Kemampuan merespons kesulitan sesungguhnya terprogram dalam otak. Otak mampu membedakan antara individu yang memiliki kemampuan merespons kesulitan antara  yang tinggi dan rendah melalui bahan kimiawi yang dikeluarkan oleh tubuh. Bahan ini merembes ke seluruh tubuh, sehingga dapat berpengaruh pada tingkat seluler. Individu yang memliki kemampuan merespons kesulitan dengan baik adalah individu yang tangguh. Individu yang tangguh memiliki energi positif yang tinggi ketika mengalami kesulitan (Stolzt, 2000). Energi ini terus mengalir hingga tumbuh menjadi remaja dan dewasa.
Werner (1974) (Stolzt, 2000) menyatakan bahwa anak tangguh merupakan anak yang ulet serta perencana yang baik sehingga tumbuh menjadi orang yang mampu menyelesaikan masalah dan memanfaatkan peluang. Riset Werner juga menyebutkan bahwa anak yang ulet tersebut tumbuh menjadi generasi yang memiliki kesehatan baik.

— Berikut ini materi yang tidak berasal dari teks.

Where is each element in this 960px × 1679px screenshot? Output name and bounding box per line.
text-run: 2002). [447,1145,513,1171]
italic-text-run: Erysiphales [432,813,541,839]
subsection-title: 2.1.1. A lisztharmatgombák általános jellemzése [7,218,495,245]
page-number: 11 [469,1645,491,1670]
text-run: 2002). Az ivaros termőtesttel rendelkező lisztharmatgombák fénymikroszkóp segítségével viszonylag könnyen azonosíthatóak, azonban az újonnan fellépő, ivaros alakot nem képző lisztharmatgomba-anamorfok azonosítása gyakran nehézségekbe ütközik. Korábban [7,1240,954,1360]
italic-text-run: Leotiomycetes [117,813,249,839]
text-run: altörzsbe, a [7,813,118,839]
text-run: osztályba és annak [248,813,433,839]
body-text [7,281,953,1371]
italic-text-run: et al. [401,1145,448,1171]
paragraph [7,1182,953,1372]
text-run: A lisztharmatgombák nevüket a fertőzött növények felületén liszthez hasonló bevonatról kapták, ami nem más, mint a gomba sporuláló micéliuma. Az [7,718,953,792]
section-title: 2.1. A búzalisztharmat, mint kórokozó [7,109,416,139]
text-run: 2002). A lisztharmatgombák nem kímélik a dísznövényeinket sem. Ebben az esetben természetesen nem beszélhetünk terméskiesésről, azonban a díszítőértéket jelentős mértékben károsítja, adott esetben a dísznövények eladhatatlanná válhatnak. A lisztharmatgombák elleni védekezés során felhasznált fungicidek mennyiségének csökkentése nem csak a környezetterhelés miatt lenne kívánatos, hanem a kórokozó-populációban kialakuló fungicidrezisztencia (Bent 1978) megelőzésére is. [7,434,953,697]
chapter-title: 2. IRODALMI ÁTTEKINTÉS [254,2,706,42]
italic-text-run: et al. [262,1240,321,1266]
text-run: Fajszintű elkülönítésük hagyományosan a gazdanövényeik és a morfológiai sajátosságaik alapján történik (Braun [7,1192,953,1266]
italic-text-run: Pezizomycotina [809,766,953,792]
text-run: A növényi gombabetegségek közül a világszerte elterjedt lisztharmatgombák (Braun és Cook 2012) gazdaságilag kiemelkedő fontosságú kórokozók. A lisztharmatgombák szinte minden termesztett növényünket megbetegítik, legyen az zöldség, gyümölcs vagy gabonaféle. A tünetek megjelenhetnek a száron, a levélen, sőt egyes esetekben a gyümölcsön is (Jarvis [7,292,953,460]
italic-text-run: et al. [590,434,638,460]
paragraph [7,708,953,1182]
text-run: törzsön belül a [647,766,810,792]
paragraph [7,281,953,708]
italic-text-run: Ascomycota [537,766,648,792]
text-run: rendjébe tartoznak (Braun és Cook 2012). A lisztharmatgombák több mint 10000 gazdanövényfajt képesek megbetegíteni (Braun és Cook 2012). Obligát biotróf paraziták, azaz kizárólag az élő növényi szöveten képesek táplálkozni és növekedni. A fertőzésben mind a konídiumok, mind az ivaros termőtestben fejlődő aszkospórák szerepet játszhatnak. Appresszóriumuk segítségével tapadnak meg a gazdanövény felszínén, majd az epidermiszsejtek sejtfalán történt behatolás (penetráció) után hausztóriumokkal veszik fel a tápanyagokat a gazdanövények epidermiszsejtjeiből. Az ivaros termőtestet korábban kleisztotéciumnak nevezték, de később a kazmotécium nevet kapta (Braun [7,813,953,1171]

Masa depan penuh dengan tantangan, peluang dan juga kesulitan. Oleh karena itu, diperlukan generasi tangguh yang dapat bertahan dalam setiap situasi, mampu menghadapi setiap kesulitan dengan baik, serta menjawab setiap tuntutan yang semakin tinggi dalam perkembangan global. Generasi tangguh dapat tumbuh dan berkembang dengan baik dalam segala kondisi, tidak menjadi anak yang maladaptive, memiliki tingkat kesehatan fisik dan psikis yang baik, serta dapat menjadikan kesulitan sebagai tantangan dan peluang untuk maju dan berprestasi. Kemampuan untuk merespons kesulitan dan mengubahnya menjadi peluang inilah yang disebut sebagai adversity response (AR).